Do the ETL…but retain the original
The Extract, transform and load (ETL) process is common to most data migration projects, particularly if operationalising the data is the underlying intention. ETL gets raw data into a more useable form in your data lake, data warehouse, or other suitable structure.
Here’s the thing with ETL, though. It can scrub some of the valuable stuff from the raw data, whether by accident or by design (because some data might not be useful for the immediate intended purpose). Cleanse the data and tag it clearly for easy identification and partition the stored data into logical groups for easy access.
Raw or ‘dark’ data contains ‘everything’. While ‘everything’ isn’t needed for specific use cases, it often becomes relevant again for future as-yet-undefined use cases. That’s why retaining a copy of the original data is such a good idea. It’s also a perfect hedge against making mistakes; if the ETL fails for any reason, isn’t fit for purpose, or even mysteriously disappears, you can always have another go.
Retaining the raw data leaves some room for stuffing up, and you should expect to stuff up. After all, a lot of data-related work is exploratory in nature, and that means a dead end or failed hypothesis is never far away. Fail fast, learn, do it all again. With cloud infrastructure setup taking little more than a few clicks these days, failing isn’t a big deal. With a streamlined framework around how your raw data is stored and a proper data roadmap, you’ll be OK with avoiding mistakes but setting them right with low consequences when they do happen.

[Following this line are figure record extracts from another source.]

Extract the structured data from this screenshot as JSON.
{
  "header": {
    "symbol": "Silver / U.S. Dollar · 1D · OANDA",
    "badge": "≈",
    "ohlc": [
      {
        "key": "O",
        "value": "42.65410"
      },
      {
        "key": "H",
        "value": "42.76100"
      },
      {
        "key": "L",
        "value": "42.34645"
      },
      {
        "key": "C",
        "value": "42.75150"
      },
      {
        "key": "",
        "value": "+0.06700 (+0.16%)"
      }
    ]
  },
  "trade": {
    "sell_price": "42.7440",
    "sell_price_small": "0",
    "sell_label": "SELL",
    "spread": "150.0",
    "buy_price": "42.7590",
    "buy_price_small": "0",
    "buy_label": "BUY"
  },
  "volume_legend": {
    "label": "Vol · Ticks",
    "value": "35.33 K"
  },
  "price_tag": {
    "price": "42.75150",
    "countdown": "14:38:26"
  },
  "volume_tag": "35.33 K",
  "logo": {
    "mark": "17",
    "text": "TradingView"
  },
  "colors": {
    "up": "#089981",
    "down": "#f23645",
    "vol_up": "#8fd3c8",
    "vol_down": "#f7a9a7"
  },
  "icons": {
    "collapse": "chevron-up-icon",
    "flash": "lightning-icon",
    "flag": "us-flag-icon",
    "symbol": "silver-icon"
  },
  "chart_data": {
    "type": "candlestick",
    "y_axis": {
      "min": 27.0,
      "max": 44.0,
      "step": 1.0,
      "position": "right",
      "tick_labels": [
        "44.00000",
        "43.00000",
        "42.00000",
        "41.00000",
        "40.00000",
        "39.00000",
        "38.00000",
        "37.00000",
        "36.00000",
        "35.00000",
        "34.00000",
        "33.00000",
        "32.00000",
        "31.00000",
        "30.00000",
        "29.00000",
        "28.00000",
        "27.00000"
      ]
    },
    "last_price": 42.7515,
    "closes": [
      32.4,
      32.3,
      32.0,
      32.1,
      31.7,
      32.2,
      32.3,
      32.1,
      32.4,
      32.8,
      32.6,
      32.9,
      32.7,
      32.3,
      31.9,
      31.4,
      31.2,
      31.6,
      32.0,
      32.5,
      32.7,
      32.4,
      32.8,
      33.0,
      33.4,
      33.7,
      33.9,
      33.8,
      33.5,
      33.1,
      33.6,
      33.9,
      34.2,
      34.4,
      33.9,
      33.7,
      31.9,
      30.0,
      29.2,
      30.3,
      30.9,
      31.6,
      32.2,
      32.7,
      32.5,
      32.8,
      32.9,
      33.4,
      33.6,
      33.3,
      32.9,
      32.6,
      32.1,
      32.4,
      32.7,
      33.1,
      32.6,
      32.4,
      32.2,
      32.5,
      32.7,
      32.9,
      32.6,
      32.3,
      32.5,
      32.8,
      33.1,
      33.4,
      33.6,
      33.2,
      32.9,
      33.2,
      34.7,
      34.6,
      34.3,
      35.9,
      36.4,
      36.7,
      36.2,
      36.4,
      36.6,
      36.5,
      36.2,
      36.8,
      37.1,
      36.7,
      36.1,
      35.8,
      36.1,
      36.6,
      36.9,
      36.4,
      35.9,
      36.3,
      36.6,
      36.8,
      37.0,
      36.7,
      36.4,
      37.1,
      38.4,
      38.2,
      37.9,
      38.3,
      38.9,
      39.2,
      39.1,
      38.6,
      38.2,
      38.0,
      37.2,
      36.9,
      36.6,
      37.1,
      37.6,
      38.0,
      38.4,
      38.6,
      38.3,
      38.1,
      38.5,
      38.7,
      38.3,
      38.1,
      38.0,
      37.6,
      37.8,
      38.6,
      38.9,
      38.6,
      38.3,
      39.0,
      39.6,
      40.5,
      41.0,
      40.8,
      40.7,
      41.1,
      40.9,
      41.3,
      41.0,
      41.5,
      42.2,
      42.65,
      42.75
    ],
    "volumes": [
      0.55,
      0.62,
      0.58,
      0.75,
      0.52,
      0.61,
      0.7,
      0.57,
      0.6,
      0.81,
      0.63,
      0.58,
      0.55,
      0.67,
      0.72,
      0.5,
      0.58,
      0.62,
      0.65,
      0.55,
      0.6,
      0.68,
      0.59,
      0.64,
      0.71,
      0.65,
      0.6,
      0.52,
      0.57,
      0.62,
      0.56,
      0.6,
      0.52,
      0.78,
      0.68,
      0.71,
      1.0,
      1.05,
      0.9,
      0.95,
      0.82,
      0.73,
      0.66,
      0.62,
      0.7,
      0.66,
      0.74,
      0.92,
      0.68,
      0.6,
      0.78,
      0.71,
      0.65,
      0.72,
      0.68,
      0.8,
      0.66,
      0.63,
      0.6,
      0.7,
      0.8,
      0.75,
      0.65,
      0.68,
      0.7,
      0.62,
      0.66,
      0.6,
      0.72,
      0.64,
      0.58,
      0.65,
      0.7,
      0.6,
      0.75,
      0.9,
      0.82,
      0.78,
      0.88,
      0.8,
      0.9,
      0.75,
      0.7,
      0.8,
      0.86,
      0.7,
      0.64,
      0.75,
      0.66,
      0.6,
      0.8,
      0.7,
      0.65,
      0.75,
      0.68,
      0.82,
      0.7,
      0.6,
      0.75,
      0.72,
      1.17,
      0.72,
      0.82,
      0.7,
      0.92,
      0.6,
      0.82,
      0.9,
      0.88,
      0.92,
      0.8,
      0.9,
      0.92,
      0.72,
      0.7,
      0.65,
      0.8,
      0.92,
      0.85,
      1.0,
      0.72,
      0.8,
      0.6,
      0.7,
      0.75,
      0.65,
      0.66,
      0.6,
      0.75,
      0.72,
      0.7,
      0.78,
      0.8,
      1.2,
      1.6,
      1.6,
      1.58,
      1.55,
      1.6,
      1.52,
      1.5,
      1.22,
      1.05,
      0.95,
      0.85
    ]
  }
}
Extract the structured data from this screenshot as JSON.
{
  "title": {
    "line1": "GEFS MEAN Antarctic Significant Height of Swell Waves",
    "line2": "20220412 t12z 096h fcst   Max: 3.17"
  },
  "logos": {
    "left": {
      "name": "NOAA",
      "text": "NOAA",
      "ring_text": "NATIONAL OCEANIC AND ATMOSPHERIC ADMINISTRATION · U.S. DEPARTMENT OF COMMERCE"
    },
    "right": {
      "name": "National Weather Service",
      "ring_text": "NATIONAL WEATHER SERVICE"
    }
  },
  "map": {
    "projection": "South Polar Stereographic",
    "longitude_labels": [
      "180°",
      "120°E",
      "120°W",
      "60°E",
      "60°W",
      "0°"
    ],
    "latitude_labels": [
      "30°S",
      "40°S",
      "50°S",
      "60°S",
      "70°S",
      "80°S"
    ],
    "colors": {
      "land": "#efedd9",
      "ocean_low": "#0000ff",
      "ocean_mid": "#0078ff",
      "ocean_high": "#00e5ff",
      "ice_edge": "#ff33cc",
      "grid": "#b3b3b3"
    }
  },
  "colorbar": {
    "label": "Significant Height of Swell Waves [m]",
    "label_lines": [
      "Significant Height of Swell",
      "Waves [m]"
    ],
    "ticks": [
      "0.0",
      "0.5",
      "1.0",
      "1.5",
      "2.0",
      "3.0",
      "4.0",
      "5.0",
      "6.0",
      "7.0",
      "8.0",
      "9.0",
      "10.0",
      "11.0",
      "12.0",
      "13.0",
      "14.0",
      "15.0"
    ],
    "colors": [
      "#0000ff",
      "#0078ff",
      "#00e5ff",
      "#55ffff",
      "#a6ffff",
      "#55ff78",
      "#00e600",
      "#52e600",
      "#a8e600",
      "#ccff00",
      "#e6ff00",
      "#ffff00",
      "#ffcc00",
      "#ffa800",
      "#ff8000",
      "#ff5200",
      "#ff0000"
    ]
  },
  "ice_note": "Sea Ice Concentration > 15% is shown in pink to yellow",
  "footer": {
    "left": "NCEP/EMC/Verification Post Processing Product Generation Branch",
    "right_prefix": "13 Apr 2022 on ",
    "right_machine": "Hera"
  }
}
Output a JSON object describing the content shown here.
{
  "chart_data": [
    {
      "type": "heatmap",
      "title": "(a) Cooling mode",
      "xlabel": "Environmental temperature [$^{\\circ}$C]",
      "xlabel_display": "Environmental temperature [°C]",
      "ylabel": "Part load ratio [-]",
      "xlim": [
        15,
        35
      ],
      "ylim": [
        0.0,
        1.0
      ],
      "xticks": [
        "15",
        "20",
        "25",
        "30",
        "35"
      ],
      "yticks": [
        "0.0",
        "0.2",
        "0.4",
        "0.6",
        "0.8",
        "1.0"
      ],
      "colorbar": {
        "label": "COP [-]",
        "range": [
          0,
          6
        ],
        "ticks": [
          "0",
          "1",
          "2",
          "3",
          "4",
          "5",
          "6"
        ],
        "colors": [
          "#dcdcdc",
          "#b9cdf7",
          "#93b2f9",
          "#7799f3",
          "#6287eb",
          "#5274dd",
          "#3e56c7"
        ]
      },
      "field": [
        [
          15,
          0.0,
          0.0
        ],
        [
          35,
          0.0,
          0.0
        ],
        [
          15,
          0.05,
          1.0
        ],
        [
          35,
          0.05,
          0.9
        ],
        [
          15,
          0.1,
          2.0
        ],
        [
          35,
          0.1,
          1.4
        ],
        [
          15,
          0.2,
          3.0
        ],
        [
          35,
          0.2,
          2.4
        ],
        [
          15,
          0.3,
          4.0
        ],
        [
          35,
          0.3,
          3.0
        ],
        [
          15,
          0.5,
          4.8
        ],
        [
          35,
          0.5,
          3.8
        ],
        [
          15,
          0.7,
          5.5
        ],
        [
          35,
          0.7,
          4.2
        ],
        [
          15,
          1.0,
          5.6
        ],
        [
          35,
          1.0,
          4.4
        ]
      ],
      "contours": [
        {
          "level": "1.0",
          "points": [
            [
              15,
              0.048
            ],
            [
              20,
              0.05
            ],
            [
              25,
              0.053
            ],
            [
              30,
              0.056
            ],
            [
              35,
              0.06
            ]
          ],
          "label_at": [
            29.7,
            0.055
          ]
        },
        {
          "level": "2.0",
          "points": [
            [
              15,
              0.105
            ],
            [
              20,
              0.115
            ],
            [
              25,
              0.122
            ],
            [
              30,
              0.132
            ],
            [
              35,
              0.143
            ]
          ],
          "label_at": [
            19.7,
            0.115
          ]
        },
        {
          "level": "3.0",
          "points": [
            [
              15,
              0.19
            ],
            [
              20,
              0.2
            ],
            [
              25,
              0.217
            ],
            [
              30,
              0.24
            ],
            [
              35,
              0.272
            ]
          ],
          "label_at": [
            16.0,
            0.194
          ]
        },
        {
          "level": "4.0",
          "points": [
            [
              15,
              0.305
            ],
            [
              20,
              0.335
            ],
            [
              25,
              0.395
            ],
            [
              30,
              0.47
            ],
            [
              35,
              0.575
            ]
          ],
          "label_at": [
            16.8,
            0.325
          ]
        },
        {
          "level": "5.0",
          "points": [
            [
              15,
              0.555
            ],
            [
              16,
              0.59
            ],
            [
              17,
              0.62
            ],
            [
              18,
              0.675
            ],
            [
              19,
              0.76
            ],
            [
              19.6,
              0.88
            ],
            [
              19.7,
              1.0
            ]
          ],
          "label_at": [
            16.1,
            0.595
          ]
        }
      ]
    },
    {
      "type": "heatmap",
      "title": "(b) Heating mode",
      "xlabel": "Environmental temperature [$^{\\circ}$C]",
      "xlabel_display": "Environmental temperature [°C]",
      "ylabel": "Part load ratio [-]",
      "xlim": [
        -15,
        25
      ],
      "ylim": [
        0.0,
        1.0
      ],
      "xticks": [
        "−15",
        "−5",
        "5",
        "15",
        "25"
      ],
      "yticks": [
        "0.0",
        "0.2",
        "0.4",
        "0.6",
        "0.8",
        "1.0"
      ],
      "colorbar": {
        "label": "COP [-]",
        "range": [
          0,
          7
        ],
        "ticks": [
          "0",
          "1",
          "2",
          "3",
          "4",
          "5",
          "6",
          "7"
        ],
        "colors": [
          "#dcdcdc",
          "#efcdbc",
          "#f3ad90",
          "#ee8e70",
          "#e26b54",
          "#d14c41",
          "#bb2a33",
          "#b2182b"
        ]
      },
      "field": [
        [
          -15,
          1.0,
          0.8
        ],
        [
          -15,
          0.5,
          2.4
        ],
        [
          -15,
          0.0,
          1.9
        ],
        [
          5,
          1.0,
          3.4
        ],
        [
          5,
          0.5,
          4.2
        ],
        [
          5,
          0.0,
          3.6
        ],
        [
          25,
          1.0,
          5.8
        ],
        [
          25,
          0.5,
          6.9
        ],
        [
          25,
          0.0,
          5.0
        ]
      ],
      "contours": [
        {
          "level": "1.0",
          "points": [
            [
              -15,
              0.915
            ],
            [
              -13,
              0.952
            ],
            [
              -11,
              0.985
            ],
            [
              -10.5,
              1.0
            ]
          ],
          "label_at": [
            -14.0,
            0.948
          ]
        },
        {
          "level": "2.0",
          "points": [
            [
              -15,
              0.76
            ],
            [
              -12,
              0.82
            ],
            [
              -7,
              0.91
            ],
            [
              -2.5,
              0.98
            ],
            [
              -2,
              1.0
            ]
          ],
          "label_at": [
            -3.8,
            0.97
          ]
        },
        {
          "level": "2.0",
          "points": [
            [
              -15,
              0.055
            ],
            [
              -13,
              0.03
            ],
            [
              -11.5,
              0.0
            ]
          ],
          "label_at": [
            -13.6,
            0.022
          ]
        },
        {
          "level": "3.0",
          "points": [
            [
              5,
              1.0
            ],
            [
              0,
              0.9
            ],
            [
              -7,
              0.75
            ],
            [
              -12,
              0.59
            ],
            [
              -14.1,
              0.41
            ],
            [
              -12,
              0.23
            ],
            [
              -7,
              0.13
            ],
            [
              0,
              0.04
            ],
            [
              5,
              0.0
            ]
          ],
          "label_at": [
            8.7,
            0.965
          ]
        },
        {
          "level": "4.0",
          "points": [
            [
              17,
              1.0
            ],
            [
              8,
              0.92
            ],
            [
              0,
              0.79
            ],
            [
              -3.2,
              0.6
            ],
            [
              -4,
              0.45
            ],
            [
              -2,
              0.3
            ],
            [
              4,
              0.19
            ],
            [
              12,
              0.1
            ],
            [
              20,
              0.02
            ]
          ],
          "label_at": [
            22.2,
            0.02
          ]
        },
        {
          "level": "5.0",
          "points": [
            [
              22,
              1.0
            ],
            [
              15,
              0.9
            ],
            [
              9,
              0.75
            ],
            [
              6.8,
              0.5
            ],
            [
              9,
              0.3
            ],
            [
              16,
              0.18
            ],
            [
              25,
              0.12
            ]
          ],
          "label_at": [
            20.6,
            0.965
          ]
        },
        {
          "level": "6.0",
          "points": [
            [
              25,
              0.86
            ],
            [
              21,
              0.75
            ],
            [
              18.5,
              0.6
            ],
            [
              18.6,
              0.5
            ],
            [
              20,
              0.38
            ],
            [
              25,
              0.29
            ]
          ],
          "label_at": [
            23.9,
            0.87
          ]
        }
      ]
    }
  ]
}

Don’t leave out the Architects!
Data-centric projects often revolve around a Data Architect but don’t always include an Enterprise Architect. This is a bad idea because you need a generalist on the team who understands where and how the data project fits into the broader scheme of things. Where the Data Architect has a narrow focus (more or less on bits and bytes and their movement from A to B), the Enterprise Architect understands both the ecosystem and end-to-end domain, and Solution Architects would have an understanding of where data comes from and who consumes it, metrics around storage and retention, structure, and more. They also bring a crucial governance lens to the project, while supporting the creation of lasting value for the organisation.
Successful data projects are built on ingenuity (and budget)
One of the amazing things about data is that often, they contain the solutions to problems we don’t yet know we have. That’s amazing for a data scientist, but maybe less so for a CFO or whoever oversees paying for the project.
That said, there’s no getting away from it: those organisations getting great results from data projects put at least two common things into their efforts. The first is their recognition of the value of raw data, manifest in a commitment to collection and storage. The second is that the companies retaining (and often migrating) data tend to also retain data scientists.
Data scientists cost money, but that’s not where the investment ends. Tools, platforms, and facilities are part of the bill; the lesson here is that recognising data value is just the first step. Backing that with investment in people and infrastructure is how latent data potential is turned into actual, competitive advantage. Yes, justifying the investment can be difficult, because it requires acknowledging ‘known unknowns and unknown unknowns’.
But making the investment is literally putting forward your money when your mouth says, ‘data has value’. And any data migration project has that as an underlying principle, with the goal of exposing value for your organisation.